11. For what values of Opening Revenue is it appropriate and safe to make predictions about U.S. Revenue without extrapolation? (Use Excel scatterplot or statistics to help you figure it out.)

12. Find the movie Madagascar in your data set.

a. Find the observed U.S. Revenue for this movie from the data. (Use proper units.)

b. Find the predicted U.S. Revenue for this movie from the best fitting line you calculated in above. (How do we use X to predict Y in an equation?)

c. Calculate the residual for this movie from the formula we used in lecture.

d. Did this movie make MORE or LESS money than expected? Explain briefly.
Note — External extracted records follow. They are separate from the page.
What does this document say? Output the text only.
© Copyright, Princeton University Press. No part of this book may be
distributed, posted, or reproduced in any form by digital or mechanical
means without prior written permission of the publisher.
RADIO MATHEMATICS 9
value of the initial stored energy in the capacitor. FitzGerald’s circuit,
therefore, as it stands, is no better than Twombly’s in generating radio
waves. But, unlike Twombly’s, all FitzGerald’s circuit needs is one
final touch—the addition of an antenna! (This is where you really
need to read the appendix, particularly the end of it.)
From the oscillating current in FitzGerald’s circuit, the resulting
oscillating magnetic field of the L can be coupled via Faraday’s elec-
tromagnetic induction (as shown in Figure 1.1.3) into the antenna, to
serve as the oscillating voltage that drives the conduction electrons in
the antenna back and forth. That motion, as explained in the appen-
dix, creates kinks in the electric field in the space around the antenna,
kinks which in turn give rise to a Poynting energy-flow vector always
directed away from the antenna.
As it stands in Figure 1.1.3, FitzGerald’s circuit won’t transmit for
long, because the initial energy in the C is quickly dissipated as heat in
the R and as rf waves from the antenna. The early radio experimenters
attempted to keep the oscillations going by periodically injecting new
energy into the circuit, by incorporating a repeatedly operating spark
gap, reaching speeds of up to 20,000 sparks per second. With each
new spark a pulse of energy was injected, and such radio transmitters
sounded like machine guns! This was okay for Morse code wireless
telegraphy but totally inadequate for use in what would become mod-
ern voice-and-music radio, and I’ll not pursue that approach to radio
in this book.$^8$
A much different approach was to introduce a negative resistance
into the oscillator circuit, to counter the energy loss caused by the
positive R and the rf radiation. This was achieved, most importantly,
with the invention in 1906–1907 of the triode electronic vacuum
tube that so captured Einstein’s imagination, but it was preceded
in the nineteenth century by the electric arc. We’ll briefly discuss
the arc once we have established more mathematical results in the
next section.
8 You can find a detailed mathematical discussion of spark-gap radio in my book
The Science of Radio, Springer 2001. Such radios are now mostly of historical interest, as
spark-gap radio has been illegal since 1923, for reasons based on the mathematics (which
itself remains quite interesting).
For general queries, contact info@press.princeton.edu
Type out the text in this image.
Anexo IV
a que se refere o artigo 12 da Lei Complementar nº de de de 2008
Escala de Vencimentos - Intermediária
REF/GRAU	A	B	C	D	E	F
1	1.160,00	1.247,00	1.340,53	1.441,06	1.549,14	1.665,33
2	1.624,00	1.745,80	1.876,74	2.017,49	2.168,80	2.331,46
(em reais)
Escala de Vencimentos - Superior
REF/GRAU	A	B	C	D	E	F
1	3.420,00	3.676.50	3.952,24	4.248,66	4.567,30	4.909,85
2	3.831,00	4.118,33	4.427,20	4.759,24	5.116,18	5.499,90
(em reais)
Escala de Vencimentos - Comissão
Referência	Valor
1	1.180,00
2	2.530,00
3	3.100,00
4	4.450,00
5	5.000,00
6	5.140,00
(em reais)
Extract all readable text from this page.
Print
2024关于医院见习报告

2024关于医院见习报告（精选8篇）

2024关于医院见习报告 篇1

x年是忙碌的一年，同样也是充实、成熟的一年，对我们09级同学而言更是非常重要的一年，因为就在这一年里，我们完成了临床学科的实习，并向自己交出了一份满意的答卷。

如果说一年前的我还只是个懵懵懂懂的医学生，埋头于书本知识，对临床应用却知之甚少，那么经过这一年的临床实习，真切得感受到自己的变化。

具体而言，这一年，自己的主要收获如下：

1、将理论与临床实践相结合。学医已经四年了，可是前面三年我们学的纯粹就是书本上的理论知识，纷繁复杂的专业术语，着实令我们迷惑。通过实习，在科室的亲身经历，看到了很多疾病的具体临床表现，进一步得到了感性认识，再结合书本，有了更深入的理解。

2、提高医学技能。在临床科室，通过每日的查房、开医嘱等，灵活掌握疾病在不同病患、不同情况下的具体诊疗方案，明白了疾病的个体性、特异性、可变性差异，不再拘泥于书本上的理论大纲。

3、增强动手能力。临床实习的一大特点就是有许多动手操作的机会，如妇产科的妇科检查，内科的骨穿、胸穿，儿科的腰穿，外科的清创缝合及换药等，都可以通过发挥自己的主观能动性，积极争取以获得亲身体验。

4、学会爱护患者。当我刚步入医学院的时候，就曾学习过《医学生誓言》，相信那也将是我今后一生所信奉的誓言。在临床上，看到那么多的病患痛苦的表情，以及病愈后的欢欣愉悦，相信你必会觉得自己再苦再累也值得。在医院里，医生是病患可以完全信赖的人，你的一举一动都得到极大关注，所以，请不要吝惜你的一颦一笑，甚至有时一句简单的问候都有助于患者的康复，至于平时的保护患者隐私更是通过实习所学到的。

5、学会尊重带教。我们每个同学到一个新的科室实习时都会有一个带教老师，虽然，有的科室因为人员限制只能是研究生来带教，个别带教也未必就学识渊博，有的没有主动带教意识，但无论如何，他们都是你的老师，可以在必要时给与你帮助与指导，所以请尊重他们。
13. Make a residual plot of this whole data set. You don’t need to sketch your plot, but keep it on your computer for the rest of this assignment.

To do this:

Go to Data/Data Analysis, and select “Regression”/OK. When the box comes up click “Residual PLOTS” and click “New Workbook”. To tell it what data you want, click the “X” box and highlight all the values of X you want to use, starting with the 2nd row in the data set (leave off the label). Then click the “Y” box and highlight all the values you want to use, starting with the 2nd row (leave off the label). Then select OK. You will see the residual plot right away, and if you scroll down through the analysis at the bottom you see the actual residuals for each value in the data set.

Question:

A few of the residuals are outside the range of -$100 million to $100 million. Using your Excel regression output and the data set, find the movies that have residuals outside this range. Include their names and the values of their residuals as shown by Excel. (You will have to search your data to find them.)

14. Now look through your Excel output and data set to find the one movie that has the most POSITIVE residual and write down the movie name, its actual US revenue, and the revenue that was predicted for that movie using the best-fitting line you found previously. Then calculate the actual value of the residual and compare to what Excel got in the previous problem. They should match (subject to some rounding error.)

Movie:

Actual U.S. revenue for this movie:

The predicted U.S. revenue I calculated using the best fitting line:

Residual I calculated from the results:

Residual I calculated from the computer output:

Did this move make MORE or LESS U.S. Revenue than predicted?